1st December 2012
Not content with finding Longham Lakes’s first Kittiwake this week, Lorne Bissell has triumped with the discovery of a much rarer bird, a White-rumped Sandpiper. This is the second American vagrant on the site after last year’s Blue-winged Teal, but it’s much rarer.
The photos here are stills from Lorne’s video. The very small white wing-bar is obvious above left, while the
completely white rump is shown off well in the photo to the right. This actually eliminates the possibility of almost any other wader, apart from the larger, longer-legged and longer-billed Curlew Sandpiper (still not recorded from Longham!). This grab is take as the bird is flushed by a Black-headed Gull on the main (northern) island on Longham Reservoir South.

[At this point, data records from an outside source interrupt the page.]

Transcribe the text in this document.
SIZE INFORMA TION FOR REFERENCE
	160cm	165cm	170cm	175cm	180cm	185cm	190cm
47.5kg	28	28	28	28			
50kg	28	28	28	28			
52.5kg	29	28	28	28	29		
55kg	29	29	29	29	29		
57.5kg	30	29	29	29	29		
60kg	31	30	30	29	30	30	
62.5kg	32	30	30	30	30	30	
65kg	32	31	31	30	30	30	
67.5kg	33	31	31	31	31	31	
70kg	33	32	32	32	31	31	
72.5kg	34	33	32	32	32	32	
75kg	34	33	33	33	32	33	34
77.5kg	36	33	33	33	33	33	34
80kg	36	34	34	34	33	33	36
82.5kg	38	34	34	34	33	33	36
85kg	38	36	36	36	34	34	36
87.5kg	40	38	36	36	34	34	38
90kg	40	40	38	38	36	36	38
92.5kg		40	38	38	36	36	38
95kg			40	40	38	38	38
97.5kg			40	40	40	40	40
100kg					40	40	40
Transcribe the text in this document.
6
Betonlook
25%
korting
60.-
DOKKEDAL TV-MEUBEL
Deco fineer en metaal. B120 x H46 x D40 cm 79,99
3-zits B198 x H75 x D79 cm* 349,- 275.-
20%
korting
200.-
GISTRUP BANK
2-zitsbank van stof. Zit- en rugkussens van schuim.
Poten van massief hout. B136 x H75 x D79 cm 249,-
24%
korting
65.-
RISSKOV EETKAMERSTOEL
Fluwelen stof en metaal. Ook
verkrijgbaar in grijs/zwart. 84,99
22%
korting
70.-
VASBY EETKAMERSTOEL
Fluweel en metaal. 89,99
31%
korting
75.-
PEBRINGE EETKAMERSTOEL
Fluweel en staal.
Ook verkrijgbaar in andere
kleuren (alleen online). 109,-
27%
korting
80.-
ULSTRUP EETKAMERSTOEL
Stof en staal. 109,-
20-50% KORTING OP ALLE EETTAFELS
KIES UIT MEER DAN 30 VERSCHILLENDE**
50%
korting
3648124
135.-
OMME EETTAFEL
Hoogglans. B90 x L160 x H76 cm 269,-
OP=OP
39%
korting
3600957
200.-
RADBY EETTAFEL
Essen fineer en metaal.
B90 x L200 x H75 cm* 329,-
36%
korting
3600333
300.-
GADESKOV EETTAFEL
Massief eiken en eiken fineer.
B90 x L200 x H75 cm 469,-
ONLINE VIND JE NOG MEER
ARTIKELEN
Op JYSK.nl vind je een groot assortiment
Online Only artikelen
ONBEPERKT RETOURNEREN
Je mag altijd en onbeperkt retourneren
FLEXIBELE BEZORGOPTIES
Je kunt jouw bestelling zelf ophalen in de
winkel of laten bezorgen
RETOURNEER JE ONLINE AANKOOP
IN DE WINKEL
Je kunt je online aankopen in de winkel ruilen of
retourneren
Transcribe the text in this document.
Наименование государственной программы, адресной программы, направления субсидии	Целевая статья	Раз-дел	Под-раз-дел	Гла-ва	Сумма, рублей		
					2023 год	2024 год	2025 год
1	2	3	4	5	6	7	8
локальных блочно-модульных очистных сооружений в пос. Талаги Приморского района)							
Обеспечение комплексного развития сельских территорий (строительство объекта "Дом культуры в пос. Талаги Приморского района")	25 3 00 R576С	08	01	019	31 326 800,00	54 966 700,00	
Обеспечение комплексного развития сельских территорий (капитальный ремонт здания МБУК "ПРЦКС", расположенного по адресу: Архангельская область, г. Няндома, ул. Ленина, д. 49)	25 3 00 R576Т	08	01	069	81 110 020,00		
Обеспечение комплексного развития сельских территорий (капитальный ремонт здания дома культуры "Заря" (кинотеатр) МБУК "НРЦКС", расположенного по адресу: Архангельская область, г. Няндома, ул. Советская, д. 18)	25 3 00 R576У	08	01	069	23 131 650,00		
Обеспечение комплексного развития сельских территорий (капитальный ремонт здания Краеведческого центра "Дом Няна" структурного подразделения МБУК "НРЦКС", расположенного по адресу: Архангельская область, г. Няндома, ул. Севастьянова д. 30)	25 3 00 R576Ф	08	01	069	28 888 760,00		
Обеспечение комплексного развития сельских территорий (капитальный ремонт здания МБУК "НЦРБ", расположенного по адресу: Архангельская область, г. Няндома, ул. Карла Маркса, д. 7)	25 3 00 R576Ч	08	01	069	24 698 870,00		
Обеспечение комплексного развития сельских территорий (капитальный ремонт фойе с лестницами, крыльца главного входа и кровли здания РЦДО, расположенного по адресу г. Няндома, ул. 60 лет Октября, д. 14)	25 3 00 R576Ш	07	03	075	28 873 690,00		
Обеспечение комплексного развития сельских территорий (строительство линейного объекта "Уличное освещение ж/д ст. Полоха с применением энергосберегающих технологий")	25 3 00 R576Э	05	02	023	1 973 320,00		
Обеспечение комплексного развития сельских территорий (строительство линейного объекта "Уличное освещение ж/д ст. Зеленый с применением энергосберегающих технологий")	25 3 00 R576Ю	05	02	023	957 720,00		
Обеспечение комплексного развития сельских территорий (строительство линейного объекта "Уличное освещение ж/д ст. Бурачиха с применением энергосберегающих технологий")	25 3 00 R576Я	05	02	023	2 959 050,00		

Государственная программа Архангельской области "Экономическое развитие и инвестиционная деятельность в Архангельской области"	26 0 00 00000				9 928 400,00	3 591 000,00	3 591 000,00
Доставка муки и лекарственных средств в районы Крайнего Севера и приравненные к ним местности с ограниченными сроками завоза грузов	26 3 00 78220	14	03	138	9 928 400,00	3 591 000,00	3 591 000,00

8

The bottom photo gives a good impression of the jizz of the bird, and hints at a long primary projection. The bird is also somewhat dusky on the breast and flanks, with a white patch on the chin. There is no sign of a white supercilium, which ought to be visible.
Lorne discovered the bird yesteraday morning, Friday Nov 30th. Happily it was still present this morning, and was heard to give a call quite similar to a Pied Wagtail. Also at Longham today, at least 4 Common Snipe, 1 Kingfisher, 1 Goldeneye and 18 Little Egrets. Also, of purely local interest only, 1 Mistle Thrush.